| Monday 09/27/99 3:00 - 4:30, HDL Design |
Design validation currently consumes a significant percentage of the design team and takes months of simulation time. This validation strain is bound to increase as the complexity of designs increases; simulation alone cannot be expected to keep up with the verification problem. Purely formal techniques for verification have made considerable progress over the last decade but still fall short of providing the breadth and depth of verification required for most integrated circuits, and require considerable investment of time and energy on the designer's part.
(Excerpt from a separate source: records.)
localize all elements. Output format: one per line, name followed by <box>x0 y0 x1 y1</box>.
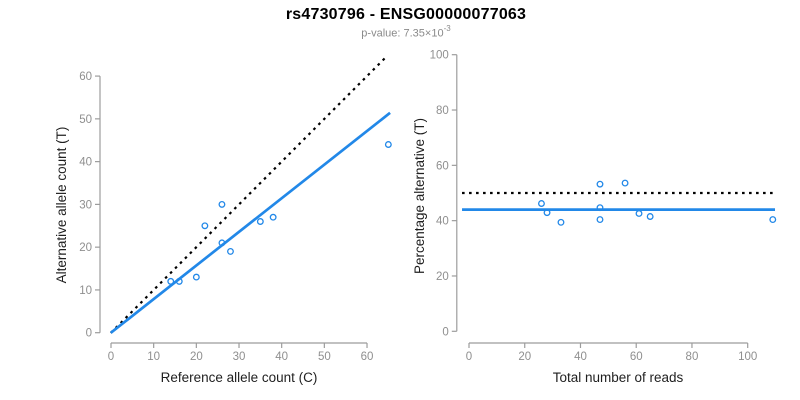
data-point <box>256 218 264 225</box>
y-tick-label: 60 <box>79 71 92 83</box>
x-tick-label: 0 <box>466 351 472 363</box>
data-point <box>227 247 234 255</box>
y-tick-label: 40 <box>79 157 92 169</box>
y-tick-label: 60 <box>436 160 449 172</box>
y-tick-label: 0 <box>442 326 448 338</box>
data-point <box>269 213 277 221</box>
x-tick-label: 60 <box>361 351 374 363</box>
pvalue-text: p-value: 7.35×10 <box>361 27 444 40</box>
left-scatter-plot: 0 10 20 30 40 50 60 0 10 20 30 40 50 60 <box>79 56 392 363</box>
x-tick-label: 60 <box>630 351 643 363</box>
x-tick-label: 80 <box>686 351 699 363</box>
data-point <box>646 213 654 220</box>
figure-title: rs4730796 - ENSG00000077063 <box>285 6 527 23</box>
y-tick-label: 20 <box>436 271 449 283</box>
y-tick-label: 80 <box>436 105 449 117</box>
data-point <box>543 209 551 217</box>
x-tick-label: 40 <box>275 351 288 363</box>
x-tick-label: 20 <box>518 351 531 363</box>
data-point <box>557 218 565 226</box>
right-scatter-plot: 0 20 40 60 80 100 0 20 40 60 80 100 <box>430 50 777 363</box>
data-point <box>192 273 200 281</box>
y-tick-label: 20 <box>79 242 92 254</box>
data-point <box>167 277 175 285</box>
data-point <box>596 180 604 188</box>
y-tick-label: 50 <box>79 114 92 126</box>
right-x-axis-title: Total number of reads <box>553 370 684 385</box>
x-tick-label: 0 <box>108 351 114 363</box>
data-point <box>218 200 226 208</box>
figure-subtitle: p-value: 7.35×10-3 <box>12 24 800 40</box>
x-tick-label: 10 <box>147 351 160 363</box>
x-tick-label: 30 <box>233 351 246 363</box>
x-tick-label: 20 <box>190 351 203 363</box>
fit-line <box>109 111 391 334</box>
x-tick-label: 40 <box>574 351 587 363</box>
y-tick-label: 100 <box>430 50 449 62</box>
data-point <box>769 216 777 224</box>
data-point <box>538 200 545 207</box>
y-tick-label: 0 <box>86 328 92 340</box>
data-point <box>596 216 604 224</box>
pvalue-exponent: -3 <box>443 24 451 33</box>
data-point <box>201 222 209 230</box>
left-y-axis-title: Alternative allele count (T) <box>54 127 69 284</box>
data-point <box>596 204 604 212</box>
data-point <box>621 179 629 187</box>
x-tick-label: 100 <box>738 351 757 363</box>
data-point <box>175 277 183 285</box>
identity-line <box>110 56 388 334</box>
left-x-axis-title: Reference allele count (C) <box>161 370 318 385</box>
right-y-axis-title: Percentage alternative (T) <box>412 118 427 274</box>
y-tick-label: 40 <box>436 216 449 228</box>
data-point <box>384 141 392 148</box>
y-tick-label: 30 <box>79 199 92 211</box>
data-point <box>635 210 643 217</box>
data-point <box>218 239 226 247</box>
x-tick-label: 50 <box>318 351 331 363</box>
y-tick-label: 10 <box>79 285 92 297</box>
We have developed a validation approach that lies between simulation and formal verification, and uses a single specification model. The approach consists of a "golden" deterministic behavior description model, and a validation procedure to verify the equivalence between this golden model and any valid implementation of it. In this paper we present our approach where Linear Temporal Logic (LTL) with bounded future-time operators is used for behavioral property specification. Simulation monitoring and assertion checking is used in a state-of-the-art mixed Verilog/VHDL simulator (Mentor's ModelSim) in order to validate the design implementation against the desired properties.
Bio
Bassam Tabbara is a Ph.D. Candidate in EECS at the University of California at Berkeley. He received his B.S. in Electrical Engineering (summa cum laude) from UC Riverside in 1994, and his M.S. in Electrical Engineering from Berkeley in 1998. He is a fellow of the SRC, member of IEEE, and the CAD for VLSI group at Berkeley. His research interests include specification, validation, synthesis, and optimization of embedded systems.
Abdallah Tabbara is a Ph.D. Candidate in EECS at the University of California at Berkeley. He received his B.S. in Chemistry (magna cum laude) from UC Riverside in 1993, M.S. in Physical Chemistry from UC Riverside in 1994, and his M.S. in Electrical Engineering from Berkeley in 1999. He is a member of ACM, and the CAD for VLSI group at Berkeley. His research interests include design specification, and synthesis and physical design for DSM.